A former Countrywide Financial Corp. employee and another man were arrested by the FBI on Friday in an alleged plot to steal and sell extremely sensitive information, including Social Security numbers, of up to 2 million mortgage applicants.
Experts have said the plot extended over a 2 year period through July and is thought to be one of the largest breaches in security in years.
The former Countrywide employee was identified as Rene L. Rebollo Jr. Rebollo Jr. worked as a senior financial analyst at Full Spectrum Lending, Countrywide's subprime lending division. He was charged with unauthorized access to a financial institution's computer and arrested at his home in Pasadena, CA.

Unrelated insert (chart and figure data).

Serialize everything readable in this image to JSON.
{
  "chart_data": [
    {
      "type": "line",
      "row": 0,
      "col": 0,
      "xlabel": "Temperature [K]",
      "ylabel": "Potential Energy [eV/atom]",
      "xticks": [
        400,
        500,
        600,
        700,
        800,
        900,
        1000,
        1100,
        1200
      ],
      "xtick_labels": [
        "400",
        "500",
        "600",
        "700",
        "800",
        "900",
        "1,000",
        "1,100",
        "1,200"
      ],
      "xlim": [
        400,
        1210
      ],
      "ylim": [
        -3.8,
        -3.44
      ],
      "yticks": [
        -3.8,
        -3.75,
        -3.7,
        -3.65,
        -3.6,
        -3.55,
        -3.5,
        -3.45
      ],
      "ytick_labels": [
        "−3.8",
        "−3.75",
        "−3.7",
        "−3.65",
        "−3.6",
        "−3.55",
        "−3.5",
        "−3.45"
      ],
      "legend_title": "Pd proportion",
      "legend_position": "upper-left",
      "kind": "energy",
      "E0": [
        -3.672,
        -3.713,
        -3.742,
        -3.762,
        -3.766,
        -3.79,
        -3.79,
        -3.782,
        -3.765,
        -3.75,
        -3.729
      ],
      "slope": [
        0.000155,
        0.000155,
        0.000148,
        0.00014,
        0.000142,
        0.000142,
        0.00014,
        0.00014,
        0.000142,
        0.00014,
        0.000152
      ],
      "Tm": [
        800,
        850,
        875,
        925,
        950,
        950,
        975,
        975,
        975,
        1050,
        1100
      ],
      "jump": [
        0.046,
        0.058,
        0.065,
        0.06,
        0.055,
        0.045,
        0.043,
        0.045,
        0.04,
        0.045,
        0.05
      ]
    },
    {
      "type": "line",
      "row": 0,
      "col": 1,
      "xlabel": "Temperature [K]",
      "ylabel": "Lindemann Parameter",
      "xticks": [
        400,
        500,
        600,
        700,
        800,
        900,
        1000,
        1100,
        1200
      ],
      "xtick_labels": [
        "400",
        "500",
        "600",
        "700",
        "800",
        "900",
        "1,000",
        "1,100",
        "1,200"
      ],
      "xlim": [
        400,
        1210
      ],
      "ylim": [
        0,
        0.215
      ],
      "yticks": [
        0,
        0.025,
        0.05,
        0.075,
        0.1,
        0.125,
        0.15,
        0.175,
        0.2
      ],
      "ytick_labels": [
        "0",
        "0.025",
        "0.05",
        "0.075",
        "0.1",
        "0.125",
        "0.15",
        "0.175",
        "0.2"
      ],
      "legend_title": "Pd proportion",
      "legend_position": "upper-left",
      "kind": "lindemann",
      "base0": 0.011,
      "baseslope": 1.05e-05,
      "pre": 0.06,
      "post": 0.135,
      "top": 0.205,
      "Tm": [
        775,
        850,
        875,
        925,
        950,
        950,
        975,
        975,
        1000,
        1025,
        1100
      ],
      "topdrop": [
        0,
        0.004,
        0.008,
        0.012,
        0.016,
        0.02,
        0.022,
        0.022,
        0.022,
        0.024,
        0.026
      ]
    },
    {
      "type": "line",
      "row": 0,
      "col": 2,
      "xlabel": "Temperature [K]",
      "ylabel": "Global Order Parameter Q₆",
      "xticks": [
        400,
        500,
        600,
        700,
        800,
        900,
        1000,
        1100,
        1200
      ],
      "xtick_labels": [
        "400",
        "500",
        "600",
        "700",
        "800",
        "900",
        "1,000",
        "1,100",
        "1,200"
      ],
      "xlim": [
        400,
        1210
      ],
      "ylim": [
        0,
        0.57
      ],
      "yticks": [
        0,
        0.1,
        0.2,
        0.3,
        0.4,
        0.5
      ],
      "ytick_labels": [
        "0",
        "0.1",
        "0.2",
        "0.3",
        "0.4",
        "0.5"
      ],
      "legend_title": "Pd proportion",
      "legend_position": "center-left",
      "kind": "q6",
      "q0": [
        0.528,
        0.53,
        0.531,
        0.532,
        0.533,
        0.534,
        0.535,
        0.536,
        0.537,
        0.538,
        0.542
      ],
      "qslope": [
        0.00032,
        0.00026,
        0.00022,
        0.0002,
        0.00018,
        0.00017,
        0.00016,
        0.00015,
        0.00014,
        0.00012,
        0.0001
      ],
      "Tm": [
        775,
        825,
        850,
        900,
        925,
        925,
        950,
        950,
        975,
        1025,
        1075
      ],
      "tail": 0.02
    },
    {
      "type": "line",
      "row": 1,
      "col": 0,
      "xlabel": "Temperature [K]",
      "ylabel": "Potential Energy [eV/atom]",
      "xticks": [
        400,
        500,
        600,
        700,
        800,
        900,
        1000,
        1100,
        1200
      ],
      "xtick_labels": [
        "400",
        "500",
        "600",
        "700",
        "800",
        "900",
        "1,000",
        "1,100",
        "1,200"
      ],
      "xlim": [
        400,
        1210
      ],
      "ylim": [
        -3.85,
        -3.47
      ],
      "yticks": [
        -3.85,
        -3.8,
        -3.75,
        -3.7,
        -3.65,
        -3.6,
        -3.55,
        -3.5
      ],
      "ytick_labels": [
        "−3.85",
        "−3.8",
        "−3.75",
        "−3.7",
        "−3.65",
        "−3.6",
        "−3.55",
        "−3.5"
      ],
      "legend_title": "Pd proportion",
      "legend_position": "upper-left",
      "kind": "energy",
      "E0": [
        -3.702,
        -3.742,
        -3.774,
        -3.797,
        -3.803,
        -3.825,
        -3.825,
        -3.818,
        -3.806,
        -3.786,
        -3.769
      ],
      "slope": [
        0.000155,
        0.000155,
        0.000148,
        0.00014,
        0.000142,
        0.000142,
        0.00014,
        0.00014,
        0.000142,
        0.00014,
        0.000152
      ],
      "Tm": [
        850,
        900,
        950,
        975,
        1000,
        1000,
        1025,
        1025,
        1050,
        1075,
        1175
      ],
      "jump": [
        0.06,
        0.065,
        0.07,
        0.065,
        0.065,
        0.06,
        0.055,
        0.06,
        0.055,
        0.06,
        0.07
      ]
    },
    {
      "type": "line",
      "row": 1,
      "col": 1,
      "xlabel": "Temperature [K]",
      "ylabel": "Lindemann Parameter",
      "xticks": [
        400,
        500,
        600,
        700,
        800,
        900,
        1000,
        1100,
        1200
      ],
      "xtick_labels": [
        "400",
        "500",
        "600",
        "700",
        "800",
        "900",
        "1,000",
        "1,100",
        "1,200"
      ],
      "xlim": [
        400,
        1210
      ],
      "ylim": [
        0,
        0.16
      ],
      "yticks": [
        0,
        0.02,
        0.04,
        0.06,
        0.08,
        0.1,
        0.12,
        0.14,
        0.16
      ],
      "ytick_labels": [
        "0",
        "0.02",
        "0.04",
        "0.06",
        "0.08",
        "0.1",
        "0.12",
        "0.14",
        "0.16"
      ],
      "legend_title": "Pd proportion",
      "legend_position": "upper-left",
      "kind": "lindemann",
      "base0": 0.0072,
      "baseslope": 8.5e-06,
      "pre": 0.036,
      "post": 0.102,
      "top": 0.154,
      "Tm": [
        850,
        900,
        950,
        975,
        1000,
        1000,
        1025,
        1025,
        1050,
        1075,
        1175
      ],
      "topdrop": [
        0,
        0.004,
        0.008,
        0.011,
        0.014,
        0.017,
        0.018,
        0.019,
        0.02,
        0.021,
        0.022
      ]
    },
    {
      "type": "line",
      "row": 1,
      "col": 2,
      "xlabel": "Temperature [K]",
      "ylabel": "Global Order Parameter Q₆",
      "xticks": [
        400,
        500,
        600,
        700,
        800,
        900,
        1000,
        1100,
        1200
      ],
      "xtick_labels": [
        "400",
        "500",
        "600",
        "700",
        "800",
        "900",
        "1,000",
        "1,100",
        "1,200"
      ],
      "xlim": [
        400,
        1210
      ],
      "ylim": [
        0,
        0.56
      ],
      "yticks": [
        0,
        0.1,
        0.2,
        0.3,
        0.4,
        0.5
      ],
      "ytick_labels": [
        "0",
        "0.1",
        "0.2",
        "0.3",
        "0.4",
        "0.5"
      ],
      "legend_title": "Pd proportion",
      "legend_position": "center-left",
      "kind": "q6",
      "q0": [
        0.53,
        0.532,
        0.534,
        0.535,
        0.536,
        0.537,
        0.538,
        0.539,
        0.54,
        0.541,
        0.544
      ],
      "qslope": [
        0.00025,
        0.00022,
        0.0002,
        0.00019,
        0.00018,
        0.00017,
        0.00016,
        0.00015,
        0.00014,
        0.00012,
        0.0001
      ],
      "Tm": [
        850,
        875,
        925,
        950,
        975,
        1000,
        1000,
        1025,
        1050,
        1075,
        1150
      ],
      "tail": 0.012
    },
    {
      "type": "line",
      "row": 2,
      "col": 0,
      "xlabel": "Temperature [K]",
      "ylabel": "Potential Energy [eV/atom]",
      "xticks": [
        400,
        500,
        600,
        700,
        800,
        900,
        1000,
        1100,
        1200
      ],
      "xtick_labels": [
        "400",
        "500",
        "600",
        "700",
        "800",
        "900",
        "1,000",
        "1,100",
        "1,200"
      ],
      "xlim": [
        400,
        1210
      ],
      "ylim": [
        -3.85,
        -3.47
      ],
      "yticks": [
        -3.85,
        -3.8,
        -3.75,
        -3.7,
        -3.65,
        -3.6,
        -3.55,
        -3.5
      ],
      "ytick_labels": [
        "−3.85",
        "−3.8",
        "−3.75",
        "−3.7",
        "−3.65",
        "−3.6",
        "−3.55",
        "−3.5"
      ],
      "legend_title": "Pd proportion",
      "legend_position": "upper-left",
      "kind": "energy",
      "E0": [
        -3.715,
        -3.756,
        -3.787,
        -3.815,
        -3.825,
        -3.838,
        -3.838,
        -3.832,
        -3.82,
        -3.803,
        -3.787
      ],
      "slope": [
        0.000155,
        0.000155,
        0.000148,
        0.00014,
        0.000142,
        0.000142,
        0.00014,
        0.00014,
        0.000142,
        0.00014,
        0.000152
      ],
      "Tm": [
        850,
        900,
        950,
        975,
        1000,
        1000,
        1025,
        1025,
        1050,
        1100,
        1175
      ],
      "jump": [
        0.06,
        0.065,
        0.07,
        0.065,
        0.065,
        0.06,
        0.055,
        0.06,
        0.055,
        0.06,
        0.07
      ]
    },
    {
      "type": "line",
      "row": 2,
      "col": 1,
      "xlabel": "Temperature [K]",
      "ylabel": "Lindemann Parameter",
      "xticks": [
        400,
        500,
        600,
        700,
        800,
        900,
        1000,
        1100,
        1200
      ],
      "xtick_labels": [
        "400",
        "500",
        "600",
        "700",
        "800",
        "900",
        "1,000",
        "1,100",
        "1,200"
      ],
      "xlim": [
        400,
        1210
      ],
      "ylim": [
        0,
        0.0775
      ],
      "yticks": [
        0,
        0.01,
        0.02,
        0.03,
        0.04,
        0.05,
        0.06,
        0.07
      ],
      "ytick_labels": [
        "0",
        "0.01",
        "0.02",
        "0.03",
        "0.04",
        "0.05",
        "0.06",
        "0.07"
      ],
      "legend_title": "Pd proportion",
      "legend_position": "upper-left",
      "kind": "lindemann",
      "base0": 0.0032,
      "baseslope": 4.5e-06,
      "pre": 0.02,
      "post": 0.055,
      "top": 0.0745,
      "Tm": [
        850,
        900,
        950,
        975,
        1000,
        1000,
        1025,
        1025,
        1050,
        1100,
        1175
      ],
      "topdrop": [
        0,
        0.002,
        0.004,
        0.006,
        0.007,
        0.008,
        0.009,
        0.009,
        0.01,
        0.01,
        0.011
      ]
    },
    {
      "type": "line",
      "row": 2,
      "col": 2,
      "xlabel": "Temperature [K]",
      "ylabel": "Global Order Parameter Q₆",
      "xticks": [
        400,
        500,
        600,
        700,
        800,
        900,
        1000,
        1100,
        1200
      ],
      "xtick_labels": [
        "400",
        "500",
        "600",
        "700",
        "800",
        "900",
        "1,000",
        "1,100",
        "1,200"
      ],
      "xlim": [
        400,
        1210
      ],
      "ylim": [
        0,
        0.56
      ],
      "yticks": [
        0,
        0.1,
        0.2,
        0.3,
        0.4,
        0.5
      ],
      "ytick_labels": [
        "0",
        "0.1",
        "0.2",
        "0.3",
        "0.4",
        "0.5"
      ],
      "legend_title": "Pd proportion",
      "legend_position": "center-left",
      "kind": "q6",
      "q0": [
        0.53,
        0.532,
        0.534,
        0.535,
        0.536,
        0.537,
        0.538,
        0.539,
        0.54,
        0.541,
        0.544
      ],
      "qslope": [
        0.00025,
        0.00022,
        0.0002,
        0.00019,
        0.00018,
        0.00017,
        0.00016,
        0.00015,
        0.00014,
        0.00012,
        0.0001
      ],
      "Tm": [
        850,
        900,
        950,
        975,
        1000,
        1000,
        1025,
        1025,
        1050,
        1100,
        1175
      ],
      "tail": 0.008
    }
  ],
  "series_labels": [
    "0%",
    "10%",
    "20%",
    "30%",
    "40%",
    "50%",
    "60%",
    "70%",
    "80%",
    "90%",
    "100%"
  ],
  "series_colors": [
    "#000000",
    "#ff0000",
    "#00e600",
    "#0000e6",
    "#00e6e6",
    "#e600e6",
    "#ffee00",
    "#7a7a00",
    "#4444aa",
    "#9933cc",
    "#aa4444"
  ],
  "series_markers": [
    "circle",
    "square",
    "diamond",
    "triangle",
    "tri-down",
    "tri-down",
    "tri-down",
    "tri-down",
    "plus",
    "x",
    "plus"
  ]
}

Rebollo's suspected accomplice, Wahid Siddiqi, was arrested at his home in Thousand Oaks, CA under the suspicion of reselling Countrywide's data.
The LA Times reported that in an affidavit filed in federal court the FBI said Rebollo voluntarily described the plot in an affidavit filed in federal court. "Rebollo said he would charge $400 or $500 for batches of thousands of ‘leads' -- personal and account information that presumably would help outside loan agents solicit new mortgages from the Countrywide applicants, some of whom had been denied loans by the Calabasas company."
In an affidavit by FBI Special Agent Richard P. Ryan, it stated that Rebollo would copy information on about 20,000 customers at a time on Sunday nights by using a Full Spectrum computer that did not have the same security features that other machines in the office had.
The US attorney's office said that the rate at which Rebollo transferred personal files would have compromised up 2 million customer profiles for about 2.5 cents each.